Ils savent aussi que rien n’est plus vertigineux pour des jeunes gens de 12 ou 13 ans que d’être confrontés aux sublimes adieux d’Hector à Andromaque, dans L’Iliade, et de comprendre que des hommes, huit siècles avant notre ère, ont pu porter à un tel degré de poésie des sentiments qui sont rigoureusement les mêmes que les nôtres. Rien n’est plus précieux que ce dépaysement qui les arrache à l’enfermement narcissique dans l’immédiateté de leur époque, de ses évidences, de ses modèles.
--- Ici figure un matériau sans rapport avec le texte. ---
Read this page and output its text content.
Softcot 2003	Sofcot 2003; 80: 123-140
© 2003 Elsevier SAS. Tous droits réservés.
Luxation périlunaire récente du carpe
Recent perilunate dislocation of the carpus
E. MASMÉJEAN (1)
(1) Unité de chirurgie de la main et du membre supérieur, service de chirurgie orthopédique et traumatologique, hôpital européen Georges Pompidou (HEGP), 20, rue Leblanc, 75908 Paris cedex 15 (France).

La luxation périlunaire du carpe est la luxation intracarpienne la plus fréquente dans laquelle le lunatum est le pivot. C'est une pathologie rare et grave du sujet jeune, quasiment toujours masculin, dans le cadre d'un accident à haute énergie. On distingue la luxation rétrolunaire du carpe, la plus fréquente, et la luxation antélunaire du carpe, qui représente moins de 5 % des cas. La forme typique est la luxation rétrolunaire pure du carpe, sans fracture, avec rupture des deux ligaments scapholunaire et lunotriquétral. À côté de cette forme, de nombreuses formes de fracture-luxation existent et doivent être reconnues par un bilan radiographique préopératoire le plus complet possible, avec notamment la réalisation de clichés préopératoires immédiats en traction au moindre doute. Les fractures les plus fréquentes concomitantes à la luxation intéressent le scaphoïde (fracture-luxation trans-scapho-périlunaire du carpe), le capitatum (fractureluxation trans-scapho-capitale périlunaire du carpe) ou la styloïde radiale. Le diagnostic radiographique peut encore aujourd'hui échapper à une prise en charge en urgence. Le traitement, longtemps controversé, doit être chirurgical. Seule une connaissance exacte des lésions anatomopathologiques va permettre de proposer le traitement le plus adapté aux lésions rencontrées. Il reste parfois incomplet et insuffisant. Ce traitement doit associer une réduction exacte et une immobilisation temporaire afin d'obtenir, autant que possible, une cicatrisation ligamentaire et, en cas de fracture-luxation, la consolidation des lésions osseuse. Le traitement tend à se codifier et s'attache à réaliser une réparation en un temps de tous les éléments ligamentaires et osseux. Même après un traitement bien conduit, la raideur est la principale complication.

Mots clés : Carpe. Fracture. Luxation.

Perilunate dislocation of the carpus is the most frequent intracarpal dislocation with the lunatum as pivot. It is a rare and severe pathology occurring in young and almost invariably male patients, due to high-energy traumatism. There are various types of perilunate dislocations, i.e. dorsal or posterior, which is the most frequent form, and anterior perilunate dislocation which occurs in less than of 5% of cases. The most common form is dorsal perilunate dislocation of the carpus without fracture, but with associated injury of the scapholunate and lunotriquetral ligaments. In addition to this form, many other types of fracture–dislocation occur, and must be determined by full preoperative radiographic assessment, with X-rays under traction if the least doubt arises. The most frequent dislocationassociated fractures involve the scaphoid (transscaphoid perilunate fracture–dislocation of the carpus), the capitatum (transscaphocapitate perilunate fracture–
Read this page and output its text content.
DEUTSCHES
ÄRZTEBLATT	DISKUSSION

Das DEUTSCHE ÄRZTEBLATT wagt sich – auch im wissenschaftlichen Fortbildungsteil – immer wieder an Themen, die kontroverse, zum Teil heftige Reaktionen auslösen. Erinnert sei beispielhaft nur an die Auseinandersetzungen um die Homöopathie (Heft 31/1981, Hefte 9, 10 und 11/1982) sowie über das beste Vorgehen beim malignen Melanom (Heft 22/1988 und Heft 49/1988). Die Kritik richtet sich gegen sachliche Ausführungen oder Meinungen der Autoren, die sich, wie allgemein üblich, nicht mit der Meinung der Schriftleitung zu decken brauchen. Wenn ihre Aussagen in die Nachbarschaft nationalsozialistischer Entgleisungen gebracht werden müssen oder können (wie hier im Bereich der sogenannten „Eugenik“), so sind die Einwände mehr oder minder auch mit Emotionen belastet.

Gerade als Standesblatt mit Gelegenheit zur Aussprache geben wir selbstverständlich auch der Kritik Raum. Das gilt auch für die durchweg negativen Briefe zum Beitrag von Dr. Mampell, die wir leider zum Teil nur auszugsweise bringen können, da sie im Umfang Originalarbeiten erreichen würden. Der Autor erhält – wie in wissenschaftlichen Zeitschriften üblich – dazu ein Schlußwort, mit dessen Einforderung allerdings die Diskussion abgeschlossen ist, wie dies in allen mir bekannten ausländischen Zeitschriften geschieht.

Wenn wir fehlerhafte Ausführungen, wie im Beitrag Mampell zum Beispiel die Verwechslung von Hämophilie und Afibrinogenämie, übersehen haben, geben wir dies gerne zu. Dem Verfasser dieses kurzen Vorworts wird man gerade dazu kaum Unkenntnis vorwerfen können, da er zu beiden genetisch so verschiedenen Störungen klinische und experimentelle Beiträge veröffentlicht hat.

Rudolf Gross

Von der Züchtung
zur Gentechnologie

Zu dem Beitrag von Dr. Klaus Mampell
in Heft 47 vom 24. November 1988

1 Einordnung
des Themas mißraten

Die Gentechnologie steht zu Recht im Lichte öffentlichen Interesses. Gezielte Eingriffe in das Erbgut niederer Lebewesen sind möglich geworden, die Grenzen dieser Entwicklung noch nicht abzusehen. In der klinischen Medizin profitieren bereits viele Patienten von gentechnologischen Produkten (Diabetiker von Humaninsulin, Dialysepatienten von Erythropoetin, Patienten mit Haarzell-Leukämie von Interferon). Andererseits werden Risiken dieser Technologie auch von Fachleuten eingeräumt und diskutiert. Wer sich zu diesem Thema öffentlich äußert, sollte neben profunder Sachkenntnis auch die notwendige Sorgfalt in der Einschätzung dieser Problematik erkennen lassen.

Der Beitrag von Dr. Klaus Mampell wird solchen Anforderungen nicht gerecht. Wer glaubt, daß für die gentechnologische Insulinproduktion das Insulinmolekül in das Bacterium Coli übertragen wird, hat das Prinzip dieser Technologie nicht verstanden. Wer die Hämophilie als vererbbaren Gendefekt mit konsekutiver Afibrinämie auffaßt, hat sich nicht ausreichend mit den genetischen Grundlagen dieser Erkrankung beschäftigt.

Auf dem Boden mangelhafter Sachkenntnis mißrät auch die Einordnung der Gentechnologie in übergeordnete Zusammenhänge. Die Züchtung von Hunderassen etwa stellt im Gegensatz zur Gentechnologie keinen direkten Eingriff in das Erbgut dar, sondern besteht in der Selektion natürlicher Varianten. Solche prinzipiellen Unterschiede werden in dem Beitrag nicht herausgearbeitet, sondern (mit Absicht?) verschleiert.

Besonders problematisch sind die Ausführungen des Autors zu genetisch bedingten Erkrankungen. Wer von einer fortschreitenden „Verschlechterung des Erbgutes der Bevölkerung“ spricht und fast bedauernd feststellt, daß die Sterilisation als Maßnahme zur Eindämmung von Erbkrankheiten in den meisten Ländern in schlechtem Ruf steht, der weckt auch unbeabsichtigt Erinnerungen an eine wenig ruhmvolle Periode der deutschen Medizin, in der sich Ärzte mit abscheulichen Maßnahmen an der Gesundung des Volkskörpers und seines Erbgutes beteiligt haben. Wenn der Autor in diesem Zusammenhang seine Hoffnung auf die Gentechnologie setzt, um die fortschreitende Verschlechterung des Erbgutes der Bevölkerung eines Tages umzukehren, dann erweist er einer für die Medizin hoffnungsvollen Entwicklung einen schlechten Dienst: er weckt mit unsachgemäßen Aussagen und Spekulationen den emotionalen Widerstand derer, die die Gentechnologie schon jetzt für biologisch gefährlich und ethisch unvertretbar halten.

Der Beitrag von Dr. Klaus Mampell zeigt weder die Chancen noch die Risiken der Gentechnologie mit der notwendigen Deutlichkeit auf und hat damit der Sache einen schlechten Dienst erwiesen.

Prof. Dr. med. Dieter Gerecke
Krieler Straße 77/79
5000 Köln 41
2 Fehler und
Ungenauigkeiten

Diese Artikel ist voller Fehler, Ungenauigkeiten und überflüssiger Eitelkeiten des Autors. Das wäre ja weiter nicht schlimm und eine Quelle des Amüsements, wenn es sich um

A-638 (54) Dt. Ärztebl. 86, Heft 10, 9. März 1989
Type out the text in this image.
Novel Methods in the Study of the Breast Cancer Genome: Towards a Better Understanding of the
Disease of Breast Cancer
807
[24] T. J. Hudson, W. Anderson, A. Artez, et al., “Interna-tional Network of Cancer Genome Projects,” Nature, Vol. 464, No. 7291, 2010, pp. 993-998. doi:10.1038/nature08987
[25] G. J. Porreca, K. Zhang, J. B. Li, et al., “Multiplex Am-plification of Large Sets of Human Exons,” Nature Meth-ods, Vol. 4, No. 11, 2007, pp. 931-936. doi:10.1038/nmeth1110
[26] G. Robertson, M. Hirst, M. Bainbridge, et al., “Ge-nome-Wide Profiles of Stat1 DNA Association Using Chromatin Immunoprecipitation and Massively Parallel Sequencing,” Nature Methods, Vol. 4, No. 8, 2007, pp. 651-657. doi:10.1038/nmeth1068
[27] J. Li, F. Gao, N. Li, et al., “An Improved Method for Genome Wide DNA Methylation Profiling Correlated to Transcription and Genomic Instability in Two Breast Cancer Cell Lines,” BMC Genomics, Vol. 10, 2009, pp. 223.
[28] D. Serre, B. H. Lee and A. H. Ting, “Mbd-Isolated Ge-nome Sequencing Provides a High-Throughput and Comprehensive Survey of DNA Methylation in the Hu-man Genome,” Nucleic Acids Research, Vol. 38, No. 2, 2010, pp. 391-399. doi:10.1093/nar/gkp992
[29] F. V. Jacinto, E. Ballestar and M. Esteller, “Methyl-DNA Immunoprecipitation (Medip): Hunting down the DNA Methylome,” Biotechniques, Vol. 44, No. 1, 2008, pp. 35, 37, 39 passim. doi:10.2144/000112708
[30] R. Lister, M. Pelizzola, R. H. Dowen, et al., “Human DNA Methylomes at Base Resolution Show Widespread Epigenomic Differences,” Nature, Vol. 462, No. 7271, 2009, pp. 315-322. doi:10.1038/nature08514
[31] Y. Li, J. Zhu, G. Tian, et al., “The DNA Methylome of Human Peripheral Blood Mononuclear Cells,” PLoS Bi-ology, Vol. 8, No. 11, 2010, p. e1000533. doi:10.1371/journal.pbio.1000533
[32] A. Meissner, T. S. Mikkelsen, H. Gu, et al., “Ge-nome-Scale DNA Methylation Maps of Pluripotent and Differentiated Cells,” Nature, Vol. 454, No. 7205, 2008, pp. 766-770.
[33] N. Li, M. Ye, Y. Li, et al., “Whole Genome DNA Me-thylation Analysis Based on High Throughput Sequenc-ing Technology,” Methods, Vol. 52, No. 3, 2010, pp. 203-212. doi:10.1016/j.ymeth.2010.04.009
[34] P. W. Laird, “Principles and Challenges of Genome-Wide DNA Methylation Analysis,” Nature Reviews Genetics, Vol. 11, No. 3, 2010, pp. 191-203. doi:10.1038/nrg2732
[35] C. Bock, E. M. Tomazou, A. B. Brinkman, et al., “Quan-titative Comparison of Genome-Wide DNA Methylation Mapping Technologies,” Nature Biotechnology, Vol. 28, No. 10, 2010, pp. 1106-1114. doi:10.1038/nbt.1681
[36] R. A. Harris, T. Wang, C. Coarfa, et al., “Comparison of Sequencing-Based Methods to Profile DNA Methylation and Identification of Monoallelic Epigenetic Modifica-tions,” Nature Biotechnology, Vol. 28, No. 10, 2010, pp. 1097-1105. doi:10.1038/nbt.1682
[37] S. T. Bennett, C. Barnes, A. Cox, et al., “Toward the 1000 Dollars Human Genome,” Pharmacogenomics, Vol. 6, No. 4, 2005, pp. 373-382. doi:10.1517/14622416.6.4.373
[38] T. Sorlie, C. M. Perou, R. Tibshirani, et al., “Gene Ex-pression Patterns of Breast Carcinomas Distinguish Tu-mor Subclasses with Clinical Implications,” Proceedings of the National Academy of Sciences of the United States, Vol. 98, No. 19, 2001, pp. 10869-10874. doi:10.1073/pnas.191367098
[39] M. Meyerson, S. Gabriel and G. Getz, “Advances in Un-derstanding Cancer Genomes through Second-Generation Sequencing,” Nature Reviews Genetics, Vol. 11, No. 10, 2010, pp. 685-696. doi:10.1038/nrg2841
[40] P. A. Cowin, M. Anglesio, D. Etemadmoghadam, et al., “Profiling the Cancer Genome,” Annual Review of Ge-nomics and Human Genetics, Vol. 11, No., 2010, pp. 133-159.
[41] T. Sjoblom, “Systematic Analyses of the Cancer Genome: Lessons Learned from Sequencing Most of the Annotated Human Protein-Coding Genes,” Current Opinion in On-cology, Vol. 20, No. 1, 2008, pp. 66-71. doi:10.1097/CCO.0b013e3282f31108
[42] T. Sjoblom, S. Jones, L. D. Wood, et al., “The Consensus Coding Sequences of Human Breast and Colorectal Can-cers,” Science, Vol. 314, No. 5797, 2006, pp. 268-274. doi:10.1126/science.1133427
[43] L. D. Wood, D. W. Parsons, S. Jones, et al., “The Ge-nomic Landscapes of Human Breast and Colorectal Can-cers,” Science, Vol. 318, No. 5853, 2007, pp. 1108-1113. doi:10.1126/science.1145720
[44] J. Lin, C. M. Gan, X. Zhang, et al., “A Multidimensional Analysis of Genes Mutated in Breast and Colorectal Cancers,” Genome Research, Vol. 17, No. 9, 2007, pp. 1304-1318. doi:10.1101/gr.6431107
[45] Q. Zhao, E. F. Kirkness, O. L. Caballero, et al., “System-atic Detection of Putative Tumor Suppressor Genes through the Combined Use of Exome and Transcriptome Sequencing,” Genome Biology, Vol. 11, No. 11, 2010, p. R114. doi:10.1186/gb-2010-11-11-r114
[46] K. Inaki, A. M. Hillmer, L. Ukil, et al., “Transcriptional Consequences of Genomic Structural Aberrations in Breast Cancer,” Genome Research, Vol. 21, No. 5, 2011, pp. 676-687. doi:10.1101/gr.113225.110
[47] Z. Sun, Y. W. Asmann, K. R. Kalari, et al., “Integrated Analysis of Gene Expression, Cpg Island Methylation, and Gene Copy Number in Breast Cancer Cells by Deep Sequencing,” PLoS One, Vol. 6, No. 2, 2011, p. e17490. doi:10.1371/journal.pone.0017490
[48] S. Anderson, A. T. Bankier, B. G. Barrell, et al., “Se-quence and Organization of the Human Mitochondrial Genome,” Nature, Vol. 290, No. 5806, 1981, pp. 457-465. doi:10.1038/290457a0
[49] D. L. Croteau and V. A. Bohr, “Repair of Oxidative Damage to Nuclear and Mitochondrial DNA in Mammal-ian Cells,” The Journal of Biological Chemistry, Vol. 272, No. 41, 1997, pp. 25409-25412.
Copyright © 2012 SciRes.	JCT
Le mouvement qui a consisté depuis trente ans à marginaliser les langues anciennes en les confinant à des lycées de centre-ville pour mieux les accuser d’élitisme relève aussi de la stratégie d’effacement de la France comme nation universaliste et de la civilisation européenne comme forme ultime de la résistance à l’air du temps consumériste. Le latin et le grec, et les textes auxquels leur pratique donne accès, sont l’arme la plus fantastique contre l’aliénation par l’utilitarisme à courte vue que nous proposent les comptables sordides et les tristes gestionnaires qui président à nos destinées. Allons, enfants de la patrie, marchons, marchons, pour ne pas nous coucher.